Calista passed art history, but needless to say her expertise never ran to Romanesque architecture or Renaissance art.

I related this story as an explanation of why she thrived in the professional photograpy program at North Island College.  Calista was never one to believe in "learning for learning's sake".  She had no value for high-school trigonometry, algebra, or calculus. She instincitively knew that she would never use that stuff again (something we adults learn but never admit to our teen-agers). Calista needed to see immediate utility to everything she learned; once she was aware of the falacy that there is any use for traditional wrote learning, she just stopped trying. In the professional photography program at North Island College everything she was learning (with perhaps exception of the photographic history course) had immediate utility.  She could see the point of doing it, so she thrived.

I think, perhaps, that might be part of the problem here with the grief counselling: Roni and I can see through the smoke and mirrors of the process.

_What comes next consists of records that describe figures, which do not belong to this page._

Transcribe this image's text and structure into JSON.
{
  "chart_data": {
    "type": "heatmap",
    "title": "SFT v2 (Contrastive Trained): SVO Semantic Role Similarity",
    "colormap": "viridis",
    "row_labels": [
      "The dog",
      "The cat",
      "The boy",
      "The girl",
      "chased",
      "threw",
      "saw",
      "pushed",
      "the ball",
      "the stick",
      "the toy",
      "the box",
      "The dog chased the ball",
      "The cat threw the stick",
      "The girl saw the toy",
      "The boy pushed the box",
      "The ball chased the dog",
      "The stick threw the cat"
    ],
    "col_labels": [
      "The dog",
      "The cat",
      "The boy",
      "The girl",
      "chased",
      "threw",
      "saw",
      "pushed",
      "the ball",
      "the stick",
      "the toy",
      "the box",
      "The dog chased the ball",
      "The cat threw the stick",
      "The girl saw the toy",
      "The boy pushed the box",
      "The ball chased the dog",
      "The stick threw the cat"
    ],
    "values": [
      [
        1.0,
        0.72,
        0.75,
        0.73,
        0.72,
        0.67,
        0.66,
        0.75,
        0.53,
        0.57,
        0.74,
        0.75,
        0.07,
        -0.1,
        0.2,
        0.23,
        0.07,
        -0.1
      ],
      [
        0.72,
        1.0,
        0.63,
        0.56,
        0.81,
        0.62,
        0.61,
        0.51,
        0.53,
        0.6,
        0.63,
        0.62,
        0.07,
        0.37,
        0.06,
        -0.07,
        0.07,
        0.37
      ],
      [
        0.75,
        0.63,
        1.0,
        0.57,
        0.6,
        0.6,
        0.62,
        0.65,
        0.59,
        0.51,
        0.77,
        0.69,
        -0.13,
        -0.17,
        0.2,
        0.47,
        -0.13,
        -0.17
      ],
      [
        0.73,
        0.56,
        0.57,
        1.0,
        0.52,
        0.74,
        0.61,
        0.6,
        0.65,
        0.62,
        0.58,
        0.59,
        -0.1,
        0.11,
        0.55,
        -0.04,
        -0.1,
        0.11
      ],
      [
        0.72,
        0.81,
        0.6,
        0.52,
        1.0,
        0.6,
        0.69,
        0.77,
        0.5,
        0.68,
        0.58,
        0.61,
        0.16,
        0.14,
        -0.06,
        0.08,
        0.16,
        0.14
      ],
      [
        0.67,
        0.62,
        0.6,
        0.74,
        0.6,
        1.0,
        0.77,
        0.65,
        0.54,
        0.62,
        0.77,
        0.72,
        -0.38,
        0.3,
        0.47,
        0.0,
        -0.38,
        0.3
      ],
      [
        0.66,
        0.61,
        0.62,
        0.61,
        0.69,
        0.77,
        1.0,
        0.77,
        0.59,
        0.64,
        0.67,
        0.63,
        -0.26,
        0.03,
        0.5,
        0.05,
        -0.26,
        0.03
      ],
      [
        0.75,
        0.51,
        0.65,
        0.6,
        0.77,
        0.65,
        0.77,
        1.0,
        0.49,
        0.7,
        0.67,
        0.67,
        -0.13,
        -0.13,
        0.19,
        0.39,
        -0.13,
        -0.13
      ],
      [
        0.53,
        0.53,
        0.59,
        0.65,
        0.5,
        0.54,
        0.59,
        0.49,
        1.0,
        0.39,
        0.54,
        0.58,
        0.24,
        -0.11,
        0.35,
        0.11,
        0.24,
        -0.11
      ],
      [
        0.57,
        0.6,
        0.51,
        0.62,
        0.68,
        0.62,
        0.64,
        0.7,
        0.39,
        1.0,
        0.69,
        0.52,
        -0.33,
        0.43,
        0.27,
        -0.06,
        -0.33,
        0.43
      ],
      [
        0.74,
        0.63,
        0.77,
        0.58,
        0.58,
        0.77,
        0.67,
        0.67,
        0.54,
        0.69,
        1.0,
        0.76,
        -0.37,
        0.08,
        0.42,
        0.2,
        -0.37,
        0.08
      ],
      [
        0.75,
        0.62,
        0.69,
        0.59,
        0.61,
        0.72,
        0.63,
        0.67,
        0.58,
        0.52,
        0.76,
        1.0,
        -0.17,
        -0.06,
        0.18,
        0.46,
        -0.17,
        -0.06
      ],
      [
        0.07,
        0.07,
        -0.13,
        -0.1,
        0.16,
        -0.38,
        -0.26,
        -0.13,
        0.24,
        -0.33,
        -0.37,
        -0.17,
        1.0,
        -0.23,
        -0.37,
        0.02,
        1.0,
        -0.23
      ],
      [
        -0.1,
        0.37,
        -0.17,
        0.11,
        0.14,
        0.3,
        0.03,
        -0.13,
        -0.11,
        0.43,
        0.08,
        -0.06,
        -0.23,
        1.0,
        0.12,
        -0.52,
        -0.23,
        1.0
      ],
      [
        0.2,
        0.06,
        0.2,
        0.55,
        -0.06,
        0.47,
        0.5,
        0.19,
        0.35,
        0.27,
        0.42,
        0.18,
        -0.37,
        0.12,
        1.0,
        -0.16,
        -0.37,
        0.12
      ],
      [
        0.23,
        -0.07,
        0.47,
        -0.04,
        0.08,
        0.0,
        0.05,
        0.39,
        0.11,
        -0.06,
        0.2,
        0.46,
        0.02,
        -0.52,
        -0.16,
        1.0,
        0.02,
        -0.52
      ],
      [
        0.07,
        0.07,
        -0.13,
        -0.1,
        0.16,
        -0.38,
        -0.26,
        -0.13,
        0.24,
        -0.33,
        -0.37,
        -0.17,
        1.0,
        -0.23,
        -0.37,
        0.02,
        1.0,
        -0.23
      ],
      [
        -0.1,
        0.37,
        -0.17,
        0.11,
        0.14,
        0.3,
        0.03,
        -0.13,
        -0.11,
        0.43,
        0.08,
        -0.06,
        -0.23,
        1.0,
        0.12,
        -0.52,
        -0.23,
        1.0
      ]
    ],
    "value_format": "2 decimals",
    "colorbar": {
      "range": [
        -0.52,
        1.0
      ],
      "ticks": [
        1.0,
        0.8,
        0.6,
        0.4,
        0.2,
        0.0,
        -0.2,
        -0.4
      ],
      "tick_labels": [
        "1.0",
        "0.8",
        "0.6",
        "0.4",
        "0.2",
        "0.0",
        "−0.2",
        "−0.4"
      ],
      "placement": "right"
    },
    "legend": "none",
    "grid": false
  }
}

We understand that the counselling process is basically put in place to convince the bereaved to hang in there long enough for that immediate razors edge of pain to dull a bit.  If the counselor can string you along just long enough with reams of useless literature and pointless exercises, by the time you figure out that they are trying to fool you, you have found your legs again and have decided to live.  The point the counselors are missing is that we will live through this, but it is just going to be one long tedious chore which will  only end well; any ending to this life will be a relief to both Roni and I.